MLA for Halifax Fairview
- In office July 8, 1996 – September 27, 2000
- Preceded by: Alexa McDonough
- Succeeded by: Graham Steele

Personal details
- Born: July 5, 1947 Halifax, Nova Scotia
- Died: September 27, 2000 (aged 53) Halifax, Nova Scotia
- Party: NDP
- Occupation: teacher

= Eileen O'Connell (politician) =

Canadian politician (1947–2000)

Eileen O'Connell (July 5, 1947 – September 27, 2000) was a Canadian politician who served as the Member of the Nova Scotia House of Assembly for Halifax Fairview from 1996 until her death in 2000 from breast cancer. She belonged to the New Democratic Party.

O'Connell was born in 1947 in Halifax, Nova Scotia, and raised in Antigonish. A graduate of St. Francis Xavier University, O'Connell attended both Dalhousie and St. Mary's Universities, where she earned a degree in Education.

She taught at Halifax West High School for 14 years, and then at Cornwallis Junior High School. She was a founding member of the Association for Media Literacy, a board member of the Planned Parenthood Metro Clinic, and a chair of the Halifax Association for Community Living's Flowers of Hope Campaign.

==Political life==
O'Connell held various positions with the New Democratic Party before becoming an MLA. She first ran in the 1984 and 1988 elections in the constituency of Halifax Citadel but was unsuccessful. In the 1993 election, she made a third unsuccessful run at a seat, this time in the riding of Halifax Chebucto, losing a close race to Liberal Jay Abbass.

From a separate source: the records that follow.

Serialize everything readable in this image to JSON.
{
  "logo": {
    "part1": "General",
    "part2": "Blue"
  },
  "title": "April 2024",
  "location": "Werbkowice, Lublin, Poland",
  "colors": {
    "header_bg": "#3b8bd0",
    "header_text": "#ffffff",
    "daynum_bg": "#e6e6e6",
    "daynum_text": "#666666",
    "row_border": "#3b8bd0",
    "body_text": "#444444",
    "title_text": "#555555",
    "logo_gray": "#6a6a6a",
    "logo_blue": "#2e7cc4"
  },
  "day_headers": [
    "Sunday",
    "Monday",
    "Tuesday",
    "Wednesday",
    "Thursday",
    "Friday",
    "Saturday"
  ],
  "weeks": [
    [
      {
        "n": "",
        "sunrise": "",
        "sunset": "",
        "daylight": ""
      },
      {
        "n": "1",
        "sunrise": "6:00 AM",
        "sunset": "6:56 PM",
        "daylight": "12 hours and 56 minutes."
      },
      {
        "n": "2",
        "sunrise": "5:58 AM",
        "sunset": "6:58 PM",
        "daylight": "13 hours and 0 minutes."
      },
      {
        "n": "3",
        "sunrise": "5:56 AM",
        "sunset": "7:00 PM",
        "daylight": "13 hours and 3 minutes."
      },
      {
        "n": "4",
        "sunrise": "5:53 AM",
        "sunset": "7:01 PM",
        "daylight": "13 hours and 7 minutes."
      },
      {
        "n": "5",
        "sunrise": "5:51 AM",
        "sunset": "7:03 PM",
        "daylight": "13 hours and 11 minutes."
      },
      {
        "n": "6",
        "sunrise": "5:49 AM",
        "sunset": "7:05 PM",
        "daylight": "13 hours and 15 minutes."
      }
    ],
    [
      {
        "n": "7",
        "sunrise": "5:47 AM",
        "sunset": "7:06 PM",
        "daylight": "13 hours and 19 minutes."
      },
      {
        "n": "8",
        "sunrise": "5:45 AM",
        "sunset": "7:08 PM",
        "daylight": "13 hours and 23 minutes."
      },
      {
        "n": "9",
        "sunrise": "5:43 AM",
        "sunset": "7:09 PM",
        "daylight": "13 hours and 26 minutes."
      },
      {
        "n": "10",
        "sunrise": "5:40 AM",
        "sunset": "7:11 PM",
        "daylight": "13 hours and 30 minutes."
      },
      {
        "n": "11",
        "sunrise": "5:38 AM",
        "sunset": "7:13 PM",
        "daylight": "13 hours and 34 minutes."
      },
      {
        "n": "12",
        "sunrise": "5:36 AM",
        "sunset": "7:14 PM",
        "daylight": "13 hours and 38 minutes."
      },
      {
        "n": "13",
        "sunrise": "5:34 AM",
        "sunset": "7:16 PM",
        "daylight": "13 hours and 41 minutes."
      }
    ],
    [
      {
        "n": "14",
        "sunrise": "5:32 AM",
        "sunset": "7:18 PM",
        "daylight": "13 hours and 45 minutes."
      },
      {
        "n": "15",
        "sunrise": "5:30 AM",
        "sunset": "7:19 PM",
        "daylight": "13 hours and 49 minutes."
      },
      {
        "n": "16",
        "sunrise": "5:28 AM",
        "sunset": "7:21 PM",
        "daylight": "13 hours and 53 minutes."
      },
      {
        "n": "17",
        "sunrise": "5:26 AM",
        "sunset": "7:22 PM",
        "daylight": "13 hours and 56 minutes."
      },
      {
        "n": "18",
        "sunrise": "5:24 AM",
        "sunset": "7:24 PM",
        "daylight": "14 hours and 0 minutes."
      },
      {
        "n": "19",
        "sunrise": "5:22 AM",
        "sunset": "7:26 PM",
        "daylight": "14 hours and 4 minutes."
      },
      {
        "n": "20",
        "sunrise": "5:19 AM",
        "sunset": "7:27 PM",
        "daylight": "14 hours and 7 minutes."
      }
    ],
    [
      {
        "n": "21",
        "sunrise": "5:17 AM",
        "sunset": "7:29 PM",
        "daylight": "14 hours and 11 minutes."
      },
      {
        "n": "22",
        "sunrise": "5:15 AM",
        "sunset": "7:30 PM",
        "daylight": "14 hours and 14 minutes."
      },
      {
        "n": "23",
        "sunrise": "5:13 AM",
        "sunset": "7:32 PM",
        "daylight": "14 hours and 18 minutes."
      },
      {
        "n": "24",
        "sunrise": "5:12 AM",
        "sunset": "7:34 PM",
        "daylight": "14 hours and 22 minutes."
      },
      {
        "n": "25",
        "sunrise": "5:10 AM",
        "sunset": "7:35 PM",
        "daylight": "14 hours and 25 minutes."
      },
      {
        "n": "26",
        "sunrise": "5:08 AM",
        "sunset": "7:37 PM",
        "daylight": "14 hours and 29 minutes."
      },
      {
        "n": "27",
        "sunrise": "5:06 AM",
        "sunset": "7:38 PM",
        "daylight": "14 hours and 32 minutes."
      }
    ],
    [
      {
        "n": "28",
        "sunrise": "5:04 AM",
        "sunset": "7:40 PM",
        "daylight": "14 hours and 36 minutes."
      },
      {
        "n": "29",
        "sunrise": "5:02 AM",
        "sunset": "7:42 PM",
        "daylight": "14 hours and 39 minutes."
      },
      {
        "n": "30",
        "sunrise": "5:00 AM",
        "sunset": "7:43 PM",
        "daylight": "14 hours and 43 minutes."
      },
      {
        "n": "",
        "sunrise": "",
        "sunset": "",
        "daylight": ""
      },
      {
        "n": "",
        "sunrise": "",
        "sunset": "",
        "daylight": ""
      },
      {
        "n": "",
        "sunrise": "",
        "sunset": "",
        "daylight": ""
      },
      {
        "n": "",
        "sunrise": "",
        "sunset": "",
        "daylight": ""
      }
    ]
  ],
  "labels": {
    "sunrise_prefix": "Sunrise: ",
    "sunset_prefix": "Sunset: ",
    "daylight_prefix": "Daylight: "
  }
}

O'Connell ran successfully in the 1996 Halifax Fairview by-election prompted by the resignation of Alexa McDonough. She gained the seat with 65.24% of the vote. She was sworn-in as MLA on July 8, 1996. O'Connell's first day in the House of Assembly was November 18, 1996.

O'Connelll retained the seat in 1998 (53.8%) and 1999 (46.23%).

During her tenure as MLA, O'Connell served as Education Critic, Environment Critic, Natural Resources Critic and Forestry Critic for the NDP caucus. She also served on the Human Resources Subcommittee, Standing Committee on Resources, Public Accounts Committee, the Standing Committee on Veteran's Affairs, and the Select Committee on National Unity. At the Nova Scotia NDP Leadership convention in July 2000, she was a member of Helen MacDonald's team, and helped her win the leadership of the Nova Scotia NDP. Shortly after the 1998 election, O'Connell was diagnosed with breast cancer. She continued to serve as MLA until her death on September 27, 2000.

==Legacy==
A memorial bursary in her name is awarded to a Halifax West High School student and to a J. L. Ilsley High School student each year.